Il a couru la planète, couvert des conflits des Balkans à la Palestine, mais «il n'a pas pris la grosse tête», dit de lui Éric Sinatora, du GRAPh. Wilfrid Estève y a fait ses armes. Non pas de photographe mais d'assistant œuvrant au bon fonctionnement interne de l'asso. Gosse, il a su qu'il serait journaliste photographe : «Une évidence». Il se rappelle avoir baigné dans un univers d'images, déjà aux confins : son père, dessinateur industriel, dirigeait une boîte de grutier. Il avait 10 ans quand il est mort. Il loupe trois fois son bac. Collégien, il se fait virer du Bastion, atterrit à Chénier. «L'école, c'était pas mon truc ! La hiérarchie non plus… C'est toujours le cas !», se marre-t-il. Il passe par la case saisonnier à la Cité et l'aventure du filmage sur les plages de Gruissan. «C'est extrêmement formateur : tout dépend de ta façon d'aborder les gens pour faire tes photos, de ce que tu es à ce moment-là, de ta capacité ensuite à vendre ton sujet. Sur un terrain de guerre, c'est la même chose !», résume avec humour et modestie le bonhomme.
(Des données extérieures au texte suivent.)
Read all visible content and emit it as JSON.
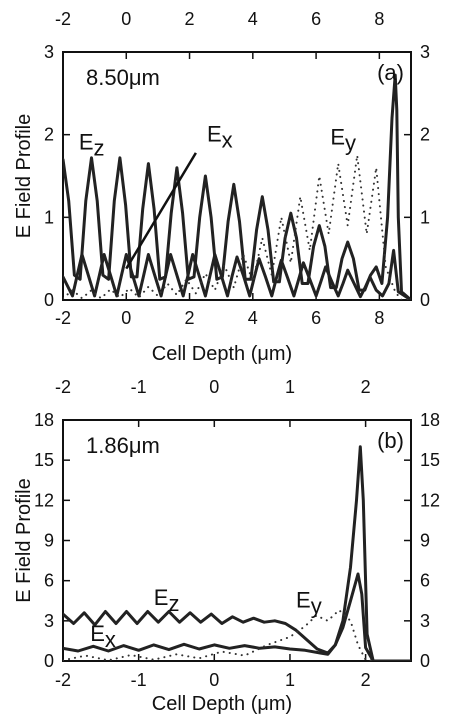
{
  "chart_data": [
    {
      "type": "line",
      "panel_label": "(a)",
      "annotation": "8.50μm",
      "xlabel": "Cell Depth (μm)",
      "ylabel": "E Field Profile",
      "xlim": [
        -2,
        9
      ],
      "ylim": [
        0,
        3
      ],
      "x_ticks": [
        -2,
        0,
        2,
        4,
        6,
        8
      ],
      "y_ticks": [
        0,
        1,
        2,
        3
      ],
      "series": [
        {
          "name": "Ez",
          "style": "solid",
          "color": "#222222",
          "x": [
            -2,
            -1.82,
            -1.64,
            -1.46,
            -1.28,
            -1.1,
            -0.92,
            -0.74,
            -0.56,
            -0.38,
            -0.2,
            -0.02,
            0.16,
            0.34,
            0.52,
            0.7,
            0.88,
            1.06,
            1.24,
            1.42,
            1.6,
            1.78,
            1.96,
            2.14,
            2.32,
            2.5,
            2.68,
            2.86,
            3.04,
            3.22,
            3.4,
            3.58,
            3.76,
            3.94,
            4.12,
            4.3,
            4.48,
            4.66,
            4.84,
            5.02,
            5.2,
            5.38,
            5.56,
            5.74,
            5.92,
            6.1,
            6.28,
            6.46,
            6.64,
            6.82,
            7.0,
            7.18,
            7.36,
            7.54,
            7.72,
            7.9,
            8.08,
            8.26,
            8.4,
            8.5,
            8.55,
            8.6,
            8.7,
            9.0
          ],
          "y": [
            1.7,
            1.2,
            0.3,
            0.25,
            1.2,
            1.72,
            1.2,
            0.3,
            0.25,
            1.2,
            1.72,
            1.15,
            0.28,
            0.28,
            1.1,
            1.65,
            1.1,
            0.25,
            0.28,
            1.05,
            1.6,
            1.05,
            0.25,
            0.28,
            1.0,
            1.5,
            1.0,
            0.25,
            0.28,
            0.95,
            1.4,
            0.95,
            0.25,
            0.25,
            0.85,
            1.25,
            0.85,
            0.22,
            0.22,
            0.75,
            1.05,
            0.75,
            0.2,
            0.2,
            0.65,
            0.9,
            0.65,
            0.15,
            0.15,
            0.5,
            0.7,
            0.5,
            0.12,
            0.12,
            0.3,
            0.4,
            0.2,
            1.0,
            2.2,
            2.72,
            2.3,
            1.0,
            0.1,
            0.0
          ]
        },
        {
          "name": "Ex",
          "style": "solid",
          "color": "#222222",
          "x": [
            -2,
            -1.7,
            -1.55,
            -1.4,
            -1.2,
            -1.0,
            -0.85,
            -0.7,
            -0.5,
            -0.3,
            -0.15,
            0.0,
            0.2,
            0.4,
            0.55,
            0.7,
            0.9,
            1.1,
            1.25,
            1.4,
            1.6,
            1.8,
            1.95,
            2.1,
            2.3,
            2.5,
            2.65,
            2.8,
            3.0,
            3.2,
            3.35,
            3.5,
            3.7,
            3.9,
            4.05,
            4.2,
            4.4,
            4.6,
            4.75,
            4.9,
            5.1,
            5.3,
            5.45,
            5.6,
            5.8,
            6.0,
            6.15,
            6.3,
            6.5,
            6.7,
            6.85,
            7.0,
            7.2,
            7.4,
            7.55,
            7.7,
            7.9,
            8.1,
            8.3,
            8.45,
            8.6,
            9.0
          ],
          "y": [
            0.28,
            0.05,
            0.3,
            0.55,
            0.3,
            0.05,
            0.3,
            0.55,
            0.3,
            0.05,
            0.3,
            0.55,
            0.3,
            0.05,
            0.3,
            0.55,
            0.3,
            0.05,
            0.3,
            0.55,
            0.3,
            0.05,
            0.3,
            0.55,
            0.3,
            0.05,
            0.3,
            0.55,
            0.3,
            0.05,
            0.3,
            0.52,
            0.3,
            0.05,
            0.28,
            0.5,
            0.28,
            0.05,
            0.27,
            0.48,
            0.27,
            0.05,
            0.25,
            0.45,
            0.25,
            0.05,
            0.22,
            0.4,
            0.22,
            0.05,
            0.2,
            0.36,
            0.2,
            0.04,
            0.15,
            0.28,
            0.12,
            0.05,
            0.2,
            0.6,
            0.1,
            0.0
          ]
        },
        {
          "name": "Ey",
          "style": "dotted",
          "color": "#333333",
          "x": [
            -2,
            -1.7,
            -1.4,
            -1.1,
            -0.8,
            -0.5,
            -0.2,
            0.1,
            0.4,
            0.7,
            1.0,
            1.3,
            1.6,
            1.9,
            2.2,
            2.5,
            2.8,
            3.1,
            3.4,
            3.7,
            4.0,
            4.3,
            4.6,
            4.9,
            5.2,
            5.5,
            5.8,
            6.1,
            6.4,
            6.7,
            7.0,
            7.3,
            7.6,
            7.9,
            8.2,
            8.5,
            8.7,
            9.0
          ],
          "y": [
            0.02,
            0.12,
            0.02,
            0.12,
            0.02,
            0.13,
            0.03,
            0.14,
            0.03,
            0.16,
            0.05,
            0.2,
            0.06,
            0.25,
            0.08,
            0.32,
            0.12,
            0.42,
            0.15,
            0.55,
            0.22,
            0.75,
            0.3,
            1.0,
            0.45,
            1.25,
            0.6,
            1.5,
            0.8,
            1.65,
            0.9,
            1.75,
            0.8,
            1.6,
            0.4,
            0.1,
            0.0,
            0.0
          ]
        }
      ],
      "series_labels": [
        {
          "main": "E",
          "sub": "z",
          "x": -1.5,
          "y": 1.82
        },
        {
          "main": "E",
          "sub": "x",
          "x": 2.55,
          "y": 1.92
        },
        {
          "main": "E",
          "sub": "y",
          "x": 6.45,
          "y": 1.88
        }
      ],
      "pointer_line": {
        "from": [
          2.2,
          1.78
        ],
        "to": [
          0.0,
          0.38
        ]
      }
    },
    {
      "type": "line",
      "panel_label": "(b)",
      "annotation": "1.86μm",
      "xlabel": "Cell Depth (μm)",
      "ylabel": "E Field Profile",
      "xlim": [
        -2,
        2.6
      ],
      "ylim": [
        0,
        18
      ],
      "x_ticks": [
        -2,
        -1,
        0,
        1,
        2
      ],
      "y_ticks": [
        0,
        3,
        6,
        9,
        12,
        15,
        18
      ],
      "series": [
        {
          "name": "Ez",
          "style": "solid",
          "color": "#222222",
          "x": [
            -2,
            -1.86,
            -1.72,
            -1.58,
            -1.44,
            -1.3,
            -1.16,
            -1.02,
            -0.88,
            -0.74,
            -0.6,
            -0.46,
            -0.32,
            -0.18,
            -0.04,
            0.1,
            0.24,
            0.38,
            0.52,
            0.66,
            0.8,
            0.94,
            1.08,
            1.22,
            1.36,
            1.5,
            1.6,
            1.7,
            1.8,
            1.9,
            1.95,
            2.0,
            2.1,
            2.6
          ],
          "y": [
            3.5,
            2.8,
            3.6,
            2.7,
            3.7,
            2.8,
            3.7,
            2.8,
            3.7,
            2.9,
            3.7,
            2.9,
            3.6,
            2.9,
            3.5,
            2.8,
            3.3,
            2.9,
            3.2,
            2.9,
            3.0,
            2.8,
            2.3,
            1.6,
            0.9,
            0.6,
            1.2,
            2.5,
            4.5,
            6.5,
            5.0,
            1.0,
            0.0,
            0.0
          ]
        },
        {
          "name": "Ex",
          "style": "solid",
          "color": "#222222",
          "x": [
            -2,
            -1.8,
            -1.6,
            -1.4,
            -1.2,
            -1.0,
            -0.8,
            -0.6,
            -0.4,
            -0.2,
            0.0,
            0.2,
            0.4,
            0.6,
            0.8,
            1.0,
            1.2,
            1.4,
            1.5,
            1.6,
            1.7,
            1.8,
            1.88,
            1.93,
            1.97,
            2.02,
            2.1,
            2.6
          ],
          "y": [
            0.95,
            0.75,
            1.1,
            0.75,
            1.15,
            0.8,
            1.2,
            0.85,
            1.25,
            0.9,
            1.2,
            0.95,
            1.15,
            0.95,
            1.05,
            0.9,
            0.8,
            0.6,
            0.5,
            1.2,
            3.0,
            7.0,
            12.0,
            16.0,
            12.0,
            2.0,
            0.0,
            0.0
          ]
        },
        {
          "name": "Ey",
          "style": "dotted",
          "color": "#333333",
          "x": [
            -2,
            -1.7,
            -1.4,
            -1.1,
            -0.8,
            -0.5,
            -0.2,
            0.1,
            0.4,
            0.7,
            1.0,
            1.2,
            1.35,
            1.5,
            1.65,
            1.8,
            1.9,
            2.0,
            2.1
          ],
          "y": [
            0.05,
            0.4,
            0.05,
            0.45,
            0.1,
            0.5,
            0.2,
            0.7,
            0.4,
            1.2,
            1.8,
            2.6,
            3.4,
            3.0,
            3.8,
            3.0,
            1.2,
            0.1,
            0.0
          ]
        }
      ],
      "series_labels": [
        {
          "main": "E",
          "sub": "z",
          "x": -0.8,
          "y": 4.2
        },
        {
          "main": "E",
          "sub": "x",
          "x": -1.64,
          "y": 1.5
        },
        {
          "main": "E",
          "sub": "y",
          "x": 1.08,
          "y": 4.0
        }
      ]
    }
  ]
}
En 1994, foin du ronron carcassonnais interrompu par l'unique alternative culturelle que représentent alors le Rex et le Colisée : il met le cap sur Paris. Enchaîne avec une formation en photojournalisme durant quatre mois à l'EMI. Dans la décennie qui suit, bosse en indépendant pour une vingtaine de rédactions différentes, dont «Libération», «Paris Match», «National Geographic». Voilà trois ans qu'il a levé le pied sur ces collaborations-là pour investir à fond le champ audiovisuel, toujours à l'affût d'une bonne histoire à raconter, en incorrigible journaliste qu'il est.